The conditions of stadium construction workers, potential civil unrest and a geopolitical crisis in the Persian Gulf left FIFA and Russian officials on the defensive during a press conference to mark the start of the Confederations Cup.
A report by non-governmental organisation Human Rights Watch (HRW) has condemned labour practices on construction sites for the venues used to stage this month’s tournament and the 2018 World Cup.
However, addressing the media in St Petersburg on Friday, the local organising committee’s chief executive Alexey Sorokin claimed the results of internal inspections did not tally with HRW’s findings.
“We cannot confirm the position expressed by Human Rights Watch,” he said.
“There has been in excess of 70 inspections on stadium construction sites. The conditions that workers experienced have been closely monitored.
“We did not see any infringements or negative signals that we could use on our watch list. The inspections are done by our appropriate institute for labour protection.
“We have checked more than 100 contractors and subcontractors. This institute issued recommendations on how to improve it but the signals, that are indeed alarming, were not confirmed.”
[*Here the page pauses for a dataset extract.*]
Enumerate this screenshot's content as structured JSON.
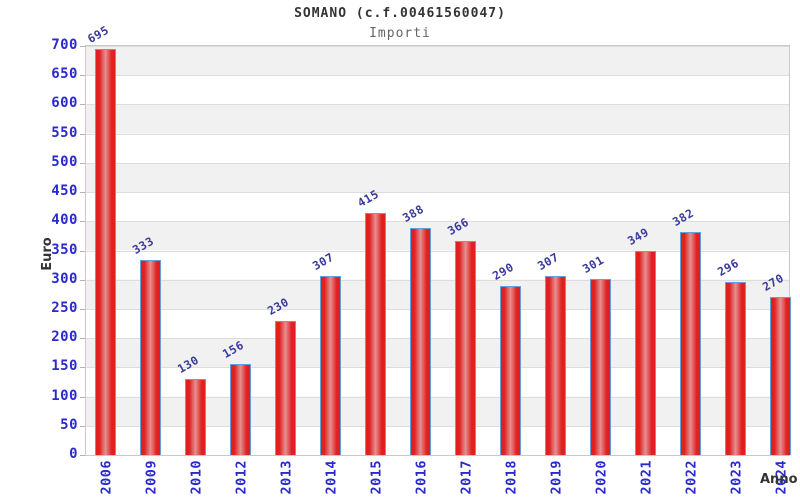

Russia’s deputy prime minister Vitaly Mutko invited a journalist to accompany him on an inspection of remaining World Cup stadium constructions sites, adding: “The Russian Federation has one of the strictest migration and labour regulations. For us this is excessively important.”
Anti-corruption protests in support of the campaign of opposition leader Alexey Navalny took place on Monday and there have been suggestions more rallies could take place during the tournament.
Mutko, though, dismissed out of hand the prospect of civil disturbances overshadowing the Confederations Cup.
“I’m at a loss because I don’t know what you mean when you say protests,” he told journalist when questioned on the subject.
“What are you driving at? We are not expecting such rallies, protests and so on. I don’t know, maybe you were referring to Brazil, what was happening there for the World Cup.
“But in this country we are living in a stable political situation. We are an open country but on the other hand we have laws, regulations, procedures for people who want to protest. There is nothing new, I’m not inventing a bicycle.”
The future of the 2022 World Cup meanwhile, due to be staged in Qatar, has come under renewed scrutiny this month after the state found itself ostracised by its neighbours, including regional powerhouse Saudi Arabia.
FIFA secretary general Fatma Samoura said: “Today we cannot pronounce on the geopolitical situation in Qatar, but we can say that we are in regular contact with the LOC and also the supreme committee.
“We are monitoring the situation but our stance as always been to disassociate politics from football.”